De passagiers vorderen voorts wettelijke rente vanaf de datum van de dagvaarding over een bedrag van € 328,42 aan buitengerechtelijke incassokosten en wettelijke rente die tot de datum van de dagvaarding is verschenen. Krachtens het bepaalde in artikel 6:119a BW is wettelijke rente over reeds verschenen wettelijke rente eerst verschuldigd na verloop van een jaar, zodat de gevorderde rente over de reeds verschenen rente op 8 maart 2017 nog niet aan de orde was. Dit deel van de vordering zal daarom worden afgewezen. De hoogte van de gevorderde tot de datum van de dagvaarding verschenen rente ad € 110,62 heeft British Airways niet betwist, zodat deze zal worden toegewezen.
5.8.
Ten aanzien van de gevorderde buitengerechtelijke incassokosten overweegt de kantonrechter als volgt.
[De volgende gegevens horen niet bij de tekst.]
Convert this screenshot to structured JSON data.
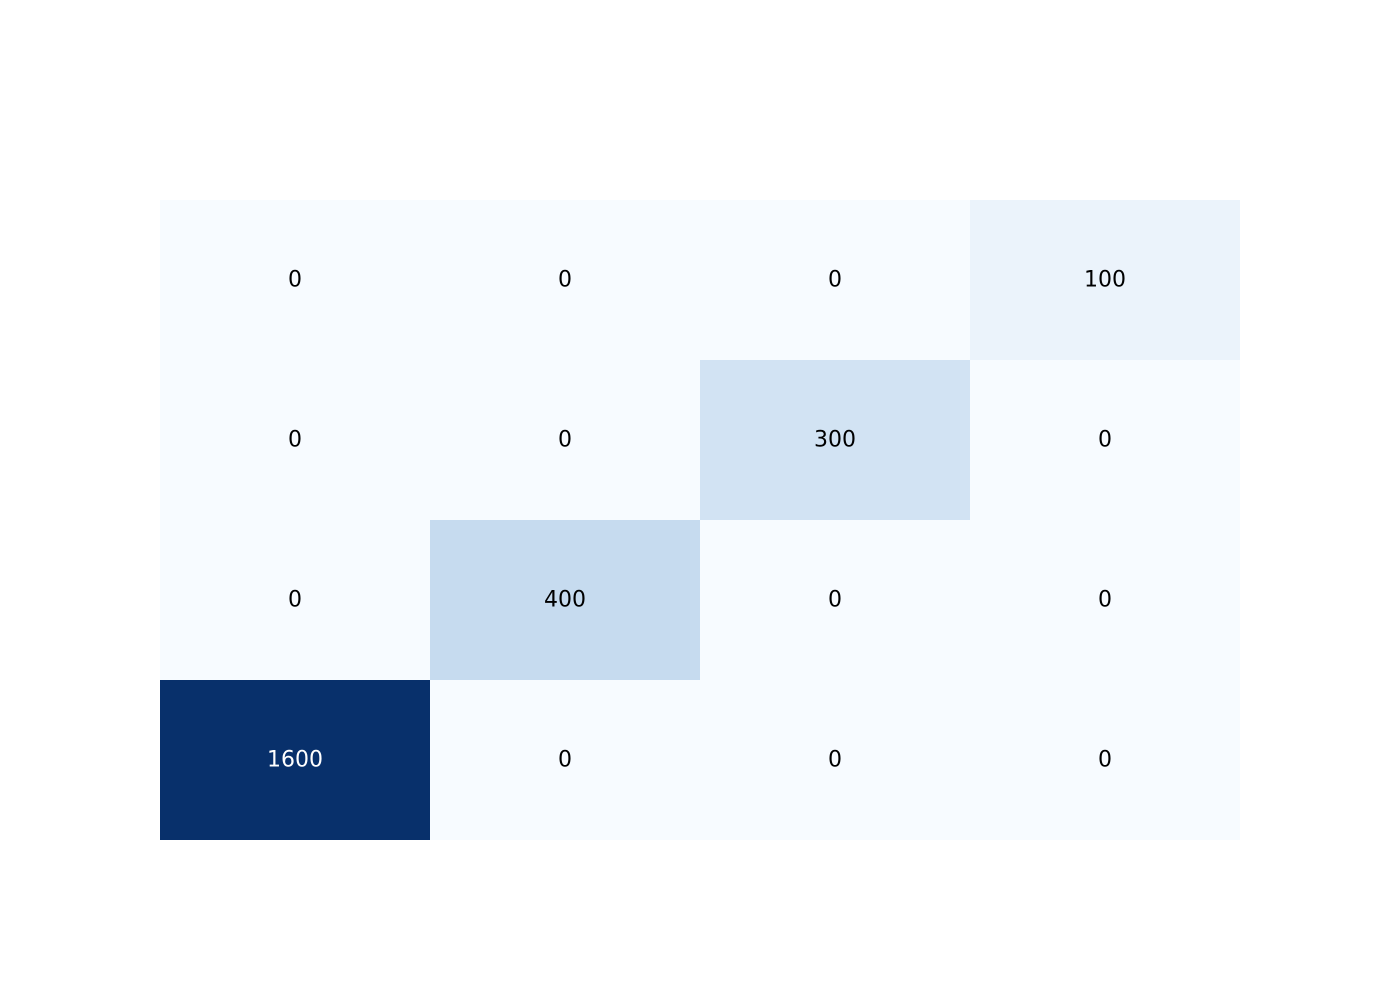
{
  "chart_data": {
    "type": "heatmap",
    "rows": 4,
    "cols": 4,
    "values": [
      [
        0,
        0,
        0,
        100
      ],
      [
        0,
        0,
        300,
        0
      ],
      [
        0,
        400,
        0,
        0
      ],
      [
        1600,
        0,
        0,
        0
      ]
    ],
    "labels": [
      [
        "0",
        "0",
        "0",
        "100"
      ],
      [
        "0",
        "0",
        "300",
        "0"
      ],
      [
        "0",
        "400",
        "0",
        "0"
      ],
      [
        "1600",
        "0",
        "0",
        "0"
      ]
    ],
    "colorscale": "Blues",
    "colors": {
      "min": "#f7fbff",
      "max": "#08306b",
      "text_dark": "#000000",
      "text_light": "#ffffff"
    }
  }
}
Nu de onderhavige vordering geen betrekking heeft op één van de situaties waarin het Besluit vergoeding voor buitengerechtelijke incassokosten van toepassing is, zal de kantonrechter de vraag of buitengerechtelijke incassokosten verschuldigd zijn toetsen aan de eisen zoals deze zijn geformuleerd in het rapport Voorwerk II. De passagiers hebben onvoldoende aangetoond en onderbouwd dat de verrichte werkzaamheden meer hebben omvat dan de verzending van een enkele (eventueel herhaalde) aanmaning, het enkel doen van een schikkingsvoorstel, het inwinnen van eenvoudige inlichtingen of het op gebruikelijke wijze samenstellen van het dossier. De vordering tot vergoeding van buitengerechtelijke kosten (en de daarover gevorderde rente) moet daarom worden afgewezen.
5.9.
De proceskosten komen voor rekening van British Airways omdat zij grotendeels ongelijk krijgt.

6.De beslissing

De kantonrechter:
6.1.
veroordeelt British Airways tot betaling aan de passagiers van € 1.310,62, te vermeerderen met de wettelijke rente over € 1.200,00 vanaf 8 maart 2017 tot aan de dag van de algehele betaling;
6.2.
veroordeelt British Airways tot betaling van de proceskosten die aan de kant van de passagiers tot en met vandaag worden begroot op de bedragen zoals deze hieronder zijn gespecificeerd:
dagvaarding € 103,11;
griffierecht € 223,00
salaris gemachtigde € 300,00
6.3.
verklaart dit vonnis uitvoerbaar bij voorraad;
6.4.
wijst het meer of anders gevorderde af.
Dit vonnis is gewezen door mr. W. Aardenburg, kantonrechter en is uitgesproken op de openbare terechtzitting van bovengenoemde datum in aanwezigheid van de griffier.